Da gennaio 2014 ad oggi, i dati aggiornati dell'UNHCR rivelano un bilancio record: sono almeno 3.419 i migranti che hanno perso la vita nella traversata del Mar Mediterraneo. A diffondere lo studio è l'agenzia Onu per i rifugiati nel giorno dell'apertura a Ginevra di un forum sulla protezione dei migranti in mare, dichiarando che dall'inizio dell'anno sono state più di 207.000 le persone che hanno tentato l'attraversamento del mare, una cifra quasi triplicata rispetto al 2011, anno record a causa della primavera araba.
Le maggiori cause di questo vertiginoso incremento sono i conflitti il Ucraina, in Libia e in Siria-Iraq; l'Europa risulta la meta principale dei migranti via mare e quasi tutte le partenze avvengono dalla costa libica.

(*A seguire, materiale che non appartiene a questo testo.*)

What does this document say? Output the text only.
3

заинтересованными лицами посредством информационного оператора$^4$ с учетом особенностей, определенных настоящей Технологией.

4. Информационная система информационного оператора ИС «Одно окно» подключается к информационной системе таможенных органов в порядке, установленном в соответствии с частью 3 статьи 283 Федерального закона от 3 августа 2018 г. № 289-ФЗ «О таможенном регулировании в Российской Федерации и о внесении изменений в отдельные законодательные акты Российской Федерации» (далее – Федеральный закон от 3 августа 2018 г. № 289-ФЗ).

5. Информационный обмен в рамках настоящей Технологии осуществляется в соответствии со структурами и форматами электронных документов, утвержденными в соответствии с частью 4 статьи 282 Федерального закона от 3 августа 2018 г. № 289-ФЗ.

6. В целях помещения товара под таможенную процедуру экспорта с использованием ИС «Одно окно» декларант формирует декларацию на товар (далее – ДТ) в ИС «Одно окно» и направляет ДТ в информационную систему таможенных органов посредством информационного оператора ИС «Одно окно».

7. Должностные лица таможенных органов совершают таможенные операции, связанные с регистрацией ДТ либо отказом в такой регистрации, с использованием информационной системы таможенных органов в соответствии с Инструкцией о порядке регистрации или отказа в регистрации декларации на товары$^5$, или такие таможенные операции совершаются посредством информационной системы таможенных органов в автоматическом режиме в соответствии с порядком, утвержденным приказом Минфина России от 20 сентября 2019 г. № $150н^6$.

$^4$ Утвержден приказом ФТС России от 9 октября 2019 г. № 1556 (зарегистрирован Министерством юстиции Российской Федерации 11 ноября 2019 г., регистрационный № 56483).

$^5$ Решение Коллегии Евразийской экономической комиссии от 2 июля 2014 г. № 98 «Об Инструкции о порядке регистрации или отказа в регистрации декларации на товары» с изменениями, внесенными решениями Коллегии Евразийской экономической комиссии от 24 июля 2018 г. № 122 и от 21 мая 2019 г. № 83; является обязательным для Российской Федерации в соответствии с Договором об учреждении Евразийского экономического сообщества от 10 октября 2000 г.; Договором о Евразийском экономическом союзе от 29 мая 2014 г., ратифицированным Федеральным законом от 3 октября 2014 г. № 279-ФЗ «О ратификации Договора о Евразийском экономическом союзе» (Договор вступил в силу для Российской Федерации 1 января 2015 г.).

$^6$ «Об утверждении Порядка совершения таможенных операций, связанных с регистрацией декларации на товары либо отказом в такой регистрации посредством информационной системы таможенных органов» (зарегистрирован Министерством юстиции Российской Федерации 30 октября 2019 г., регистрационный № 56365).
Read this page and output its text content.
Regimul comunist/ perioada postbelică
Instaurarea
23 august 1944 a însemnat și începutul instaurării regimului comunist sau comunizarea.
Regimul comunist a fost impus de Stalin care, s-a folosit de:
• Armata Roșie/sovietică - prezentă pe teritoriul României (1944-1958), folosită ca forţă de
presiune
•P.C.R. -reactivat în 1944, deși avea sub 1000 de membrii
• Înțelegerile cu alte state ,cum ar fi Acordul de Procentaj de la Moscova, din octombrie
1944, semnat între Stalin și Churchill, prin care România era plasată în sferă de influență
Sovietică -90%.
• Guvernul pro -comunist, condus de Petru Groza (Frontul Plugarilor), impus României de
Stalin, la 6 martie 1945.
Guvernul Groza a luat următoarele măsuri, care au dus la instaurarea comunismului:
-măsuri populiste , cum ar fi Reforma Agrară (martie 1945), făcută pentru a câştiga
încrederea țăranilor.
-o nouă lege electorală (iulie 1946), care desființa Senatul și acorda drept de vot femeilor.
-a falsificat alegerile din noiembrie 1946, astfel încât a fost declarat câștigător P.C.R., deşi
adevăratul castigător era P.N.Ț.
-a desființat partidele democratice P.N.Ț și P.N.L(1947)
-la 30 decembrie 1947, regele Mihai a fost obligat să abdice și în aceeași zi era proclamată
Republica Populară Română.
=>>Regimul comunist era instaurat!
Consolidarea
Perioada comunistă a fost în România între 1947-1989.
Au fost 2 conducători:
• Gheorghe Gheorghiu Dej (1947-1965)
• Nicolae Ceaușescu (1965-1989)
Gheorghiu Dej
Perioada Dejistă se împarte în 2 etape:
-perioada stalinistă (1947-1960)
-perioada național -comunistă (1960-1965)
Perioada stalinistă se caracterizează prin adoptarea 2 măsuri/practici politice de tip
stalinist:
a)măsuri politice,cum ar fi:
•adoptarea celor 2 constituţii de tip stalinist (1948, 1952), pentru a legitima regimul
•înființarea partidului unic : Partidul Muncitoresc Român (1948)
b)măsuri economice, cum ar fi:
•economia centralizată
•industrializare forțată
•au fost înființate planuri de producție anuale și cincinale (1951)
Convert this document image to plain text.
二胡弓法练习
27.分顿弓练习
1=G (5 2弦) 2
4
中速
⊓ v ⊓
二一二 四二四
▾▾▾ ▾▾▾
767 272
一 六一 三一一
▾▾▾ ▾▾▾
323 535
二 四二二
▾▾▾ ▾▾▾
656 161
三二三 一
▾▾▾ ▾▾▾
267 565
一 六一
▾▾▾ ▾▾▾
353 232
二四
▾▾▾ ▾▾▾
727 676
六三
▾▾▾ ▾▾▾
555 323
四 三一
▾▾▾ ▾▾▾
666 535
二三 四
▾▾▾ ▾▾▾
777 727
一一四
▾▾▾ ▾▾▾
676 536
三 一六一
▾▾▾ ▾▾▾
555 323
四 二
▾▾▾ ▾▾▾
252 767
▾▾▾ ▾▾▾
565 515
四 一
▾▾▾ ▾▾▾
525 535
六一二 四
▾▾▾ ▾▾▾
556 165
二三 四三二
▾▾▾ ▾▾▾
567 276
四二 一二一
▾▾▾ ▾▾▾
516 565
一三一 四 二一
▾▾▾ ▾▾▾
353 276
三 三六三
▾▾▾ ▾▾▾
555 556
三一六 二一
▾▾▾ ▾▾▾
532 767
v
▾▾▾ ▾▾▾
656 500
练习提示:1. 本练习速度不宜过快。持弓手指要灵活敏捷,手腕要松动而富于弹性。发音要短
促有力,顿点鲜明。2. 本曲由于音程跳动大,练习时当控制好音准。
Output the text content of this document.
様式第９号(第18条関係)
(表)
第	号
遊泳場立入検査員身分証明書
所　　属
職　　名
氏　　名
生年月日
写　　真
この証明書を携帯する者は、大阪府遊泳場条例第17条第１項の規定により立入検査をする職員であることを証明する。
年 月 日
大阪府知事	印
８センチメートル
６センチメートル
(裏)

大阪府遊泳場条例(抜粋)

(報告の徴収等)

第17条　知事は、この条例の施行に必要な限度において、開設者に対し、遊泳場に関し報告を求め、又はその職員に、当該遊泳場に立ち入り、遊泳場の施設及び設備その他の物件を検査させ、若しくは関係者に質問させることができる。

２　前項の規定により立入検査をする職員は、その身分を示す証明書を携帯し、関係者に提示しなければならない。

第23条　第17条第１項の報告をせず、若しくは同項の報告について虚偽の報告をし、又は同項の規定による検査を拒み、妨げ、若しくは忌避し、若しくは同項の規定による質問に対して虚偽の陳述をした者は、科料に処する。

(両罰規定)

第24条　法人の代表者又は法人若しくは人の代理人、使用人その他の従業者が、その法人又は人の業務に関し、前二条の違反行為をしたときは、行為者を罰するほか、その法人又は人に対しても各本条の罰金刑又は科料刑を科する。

L'UNHCR spiega che la natura "clandestina" di queste recenti migrazioni rende difficile fare paragoni con le grandi migrazioni precedenti e complica ulteriormente le stime a causa delle moltissime morti in mare aperto, non rilevabili. Quel che è certo è che mai come in quest'anno c'è stato un numero tanto alto di persone che si sono imbarcate in un viaggio così pericoloso, e parimenti, è cresciuto anche il numero delle richieste di asilo. Per la prima volta i rifugiati da paesi in conflitto sono diventati la metà dell'intero flusso migratorio, rendendo il fenomeno ancora più grave e drammatico perché spinti da un'esigenza vitale, disposti a viaggiare in imbarcazioni sempre più rischiose.
Oltre al Mediterraneo le rotte percorse dai migranti sono il Golfo di Aden e il Mar Rosso per chi lascia la regione del Corno d'Africa (circa 83.000 persone), il sud-est asiatico per quelli che partono da Bangladesh o Birmania (circa 54.000) diretti versola Thailandia ela Malesia e infine i Caraibi (4.775).